Buddha Thug - "Red eye" (Horrible Marriages Collection)


     The plane's tight: tight seats, thin air, narrow aisle, narrow folks, pinched faces and Bud. 
     Bud's wedged into row 21, seat B.
     It's an hour before midnight with little hope of finding Chicago through the squeeze of ice and wind without the wings flailing hard enough to make every soul on that jet pray they've done enough good to make a difference in the eyes of a wrathful God. Everyone's preparing. The silence says so. Everyone except for the woman in row 20, seat A. She's not worried. She's done with God, done with good, done with it all - she's all done. 
     "What!" She shrieks at her husband, "What is it! What! Tell me! What!?" Her voice is hateful. She's putting every ounce of done and nasty into each word, waiting for her husband to finally snap, spin around, break her neck. She wants him to end it, put his once loving hands around her throat - right there, near Detroit, before the plane has a chance to do it for him. 
     The man can't. 
     But Bud, he's thinking he might be able to lend the old couple a hand.  The foul woman's husband is in even worse shape than she is. He can't articulate his own horror.  He simply shakes his bony skull. A bit of tired white hair forgets where it belongs and so gives up trying, dangles air-born.
     "I asked you! What! You made a face! What was it? What is it!? What? Tell me!" It's toe curling. Bud's thinking he can reach through between the seats, get one arm around, if he can't reach her, he can at least reach him. cause Bud's thinking, 'if I get one of of'em I got both of'em'
      "Jesus Christ! It's my back! My back!"
     And the old man saying it is her reward. He's in pain. Good, her lips smack with joy. She sucks the last ice-cube from a soft-drink cup - bangs the upturned thing into her mouth - smacks the bottom of it with glee.  She looks over, leans in on the old man and whispers, "What! What was that? You just said something - I heard something !" But the old man simply turns away.
     The plane lands in Chicago just past midnight. The woman in 20A stands triumphantly, lips pursed, head bobbing, she stretches to show her husband what it's like.
     "What!? What was that face!?" It starts again.

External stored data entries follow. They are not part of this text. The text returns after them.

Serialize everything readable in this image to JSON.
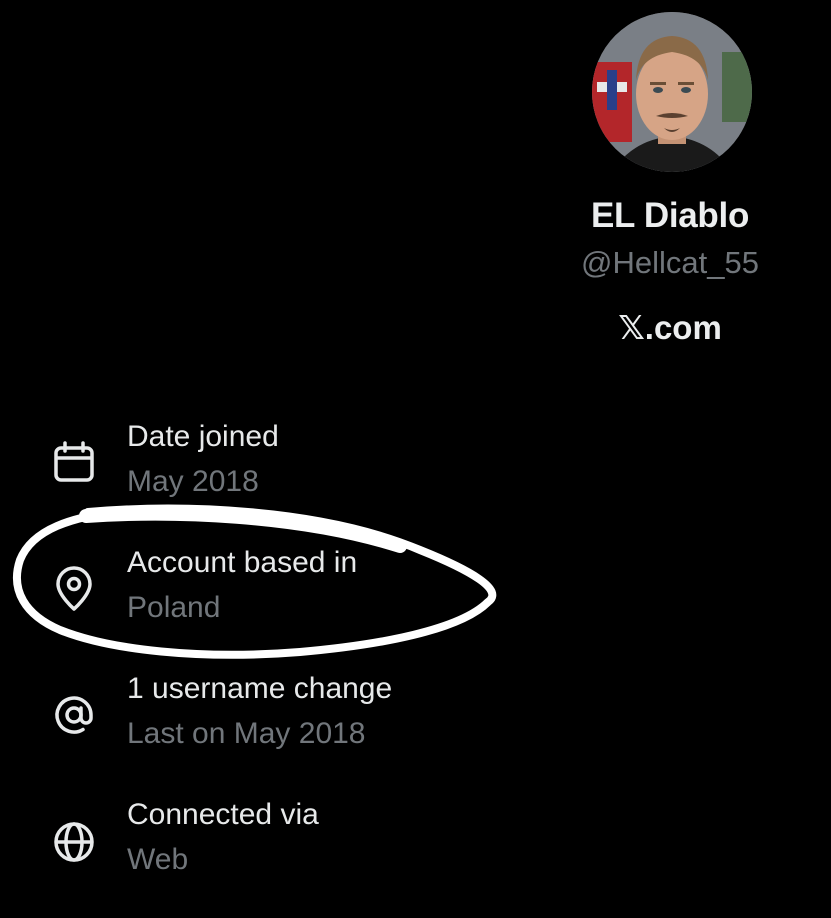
{
  "profile": {
    "display_name": "EL Diablo",
    "handle": "@Hellcat_55",
    "site": "𝕏.com"
  },
  "about": [
    {
      "icon": "calendar-icon",
      "label": "Date joined",
      "value": "May 2018"
    },
    {
      "icon": "location-pin-icon",
      "label": "Account based in",
      "value": "Poland"
    },
    {
      "icon": "at-sign-icon",
      "label": "1 username change",
      "value": "Last on May 2018"
    },
    {
      "icon": "globe-icon",
      "label": "Connected via",
      "value": "Web"
    }
  ],
  "colors": {
    "background": "#000000",
    "primary_text": "#e7e9ea",
    "secondary_text": "#71767b",
    "annotation": "#ffffff"
  }
}
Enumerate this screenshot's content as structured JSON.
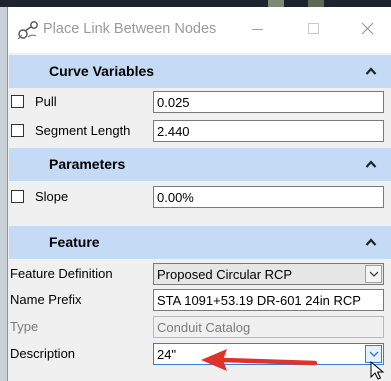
{
  "window": {
    "title": "Place Link Between Nodes"
  },
  "sections": {
    "curve": {
      "title": "Curve Variables",
      "rows": [
        {
          "label": "Pull",
          "value": "0.025"
        },
        {
          "label": "Segment Length",
          "value": "2.440"
        }
      ]
    },
    "parameters": {
      "title": "Parameters",
      "rows": [
        {
          "label": "Slope",
          "value": "0.00%"
        }
      ]
    },
    "feature": {
      "title": "Feature",
      "feature_definition": {
        "label": "Feature Definition",
        "value": "Proposed Circular RCP"
      },
      "name_prefix": {
        "label": "Name Prefix",
        "value": "STA 1091+53.19 DR-601 24in RCP"
      },
      "type": {
        "label": "Type",
        "value": "Conduit Catalog"
      },
      "description": {
        "label": "Description",
        "value": "24\""
      }
    }
  },
  "colors": {
    "section_header": "#c5daf5",
    "annotation_arrow": "#e0312b",
    "focus_border": "#3a7bd5"
  },
  "icons": [
    "node-link-tool-icon",
    "minimize-icon",
    "maximize-icon",
    "close-icon",
    "collapse-up-icon",
    "chevron-down-icon",
    "mouse-pointer-icon"
  ]
}
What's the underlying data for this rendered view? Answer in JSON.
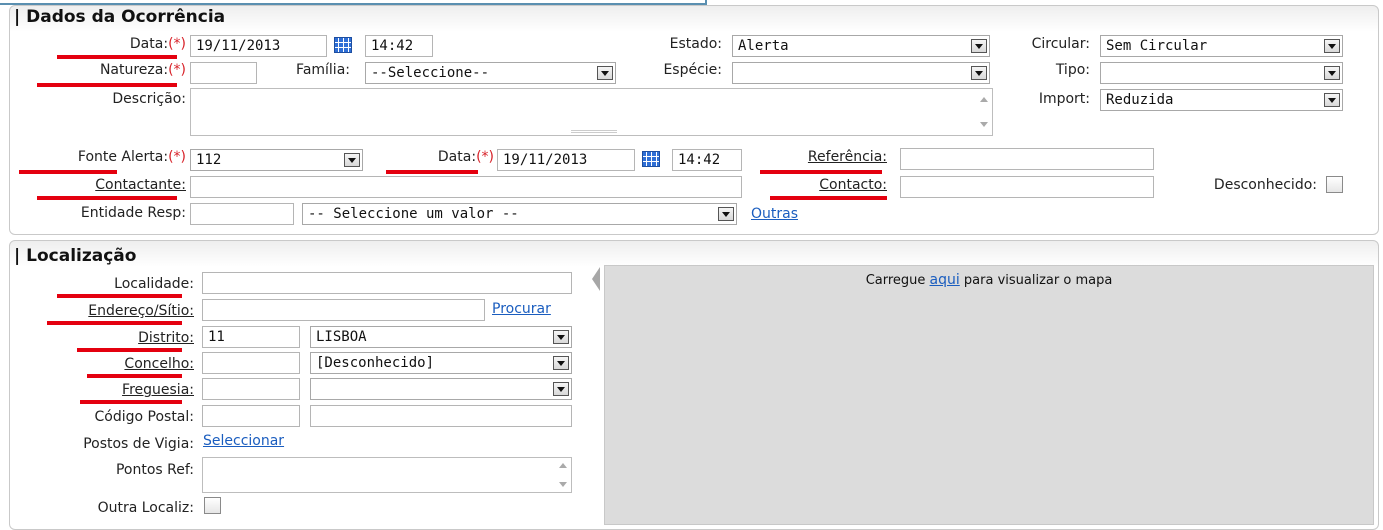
{
  "ocorrencia": {
    "title": "| Dados da Ocorrência",
    "data_label": "Data:",
    "req": "(*)",
    "data_value": "19/11/2013",
    "hora_value": "14:42",
    "estado_label": "Estado:",
    "estado_value": "Alerta",
    "circular_label": "Circular:",
    "circular_value": "Sem Circular",
    "natureza_label": "Natureza:",
    "natureza_value": "",
    "familia_label": "Família:",
    "familia_value": "--Seleccione--",
    "especie_label": "Espécie:",
    "especie_value": "",
    "tipo_label": "Tipo:",
    "tipo_value": "",
    "descricao_label": "Descrição:",
    "import_label": "Import:",
    "import_value": "Reduzida",
    "fonte_label": "Fonte Alerta:",
    "fonte_value": "112",
    "data2_label": "Data:",
    "data2_value": "19/11/2013",
    "hora2_value": "14:42",
    "referencia_label": "Referência:",
    "referencia_value": "",
    "contactante_label": "Contactante:",
    "contactante_value": "",
    "contacto_label": "Contacto:",
    "contacto_value": "",
    "desconhecido_label": "Desconhecido:",
    "entidade_label": "Entidade Resp:",
    "entidade_value": "",
    "entidade_select": "-- Seleccione um valor --",
    "outras_link": "Outras"
  },
  "localizacao": {
    "title": "| Localização",
    "localidade_label": "Localidade:",
    "endereco_label": "Endereço/Sítio:",
    "procurar_link": "Procurar",
    "distrito_label": "Distrito:",
    "distrito_code": "11",
    "distrito_value": "LISBOA",
    "concelho_label": "Concelho:",
    "concelho_value": "[Desconhecido]",
    "freguesia_label": "Freguesia:",
    "freguesia_value": "",
    "codigo_label": "Código Postal:",
    "postos_label": "Postos de Vigia:",
    "seleccionar_link": "Seleccionar",
    "pontos_label": "Pontos Ref:",
    "outra_label": "Outra Localiz:",
    "map_prefix": "Carregue",
    "map_link": "aqui",
    "map_suffix": "para visualizar o mapa"
  },
  "colors": {
    "required": "#d8232a",
    "annotation": "#e4000f",
    "link": "#1a5dbf",
    "map_bg": "#dcdcdc"
  }
}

     Bud wants to step on her foot, fix he breaks.  He's looking at their bags. One of them has a tag - if he gets a glimpse of the address... 
     "I need help with this bag." She says out-loud, to no one  and everyone. At this point Bud would have to get on line to garret the hag. The folks on the plane are tired, cramped and it's that moment before the cabin door is opened, the teeth-gnashing moment everyone feels will be the final moment of sanity before eternal chaos and confusion.
     Bud stands and smiles. Those nearby give him a dirty look. Is he crazy? A young man elbows Bud. A woman with a child in her arms shakes her head with disgust. 
     Bud's a big guy, six-two. He's over the woman, his large head suspended directly over her face. It looks like Bud may just clamp his mouth right over the small woman's head and have done with her. But no, his smile is his weapon. He's so close she can see the bubbles on each strand of saliva as his broad mouth widens. He reaches around the woman to get at the bag in the overhead storage compartment. As he does his body envelops the hateful woman, just for a moment. He doesn't take his eyes from hers. She doesn't flinch. There is no threat, no worse, no this or that or here or there or I and it for this creature. 
     When Bud puts the heavy bag in her hand, the woman says nothing. Her husband doesn't even watch the exchange. He has no hope left at all. Their misery is perfect. Transcendent. As the crowd ruts down the aisle a moment later, some folks are grumbling, snickering, yawning their way into the welcoming gusts of icy Chicago wind.
     Bud's still got a smile on his face. He'd met his match. He thought he's seen the worst of the worst: Killers, addicts, lunatics and mountains of self-righteous, self-doubting, self-hating sufferers clogged the city's and fouled the countryside, but this pair.... No. Bud caught that address on the travel bag, but he'd never visit. He owned that. Meddling in the old couples lives, or deaths, that would just pour bad karma on eternal misery. He, like everyone else that had the misfortune of running into that tragic pair, had to draw that horror in, hold it, feel it, and then either let it go or suffer the consequences. 
    The strength of their hatred for each other had eclipsed into a singularity, a black hole of undifferentiated fury. Nearness meant oneness. Oneness meant....
    Bud blanched at the thought of it, turned up his collar and steadied himself into the wind.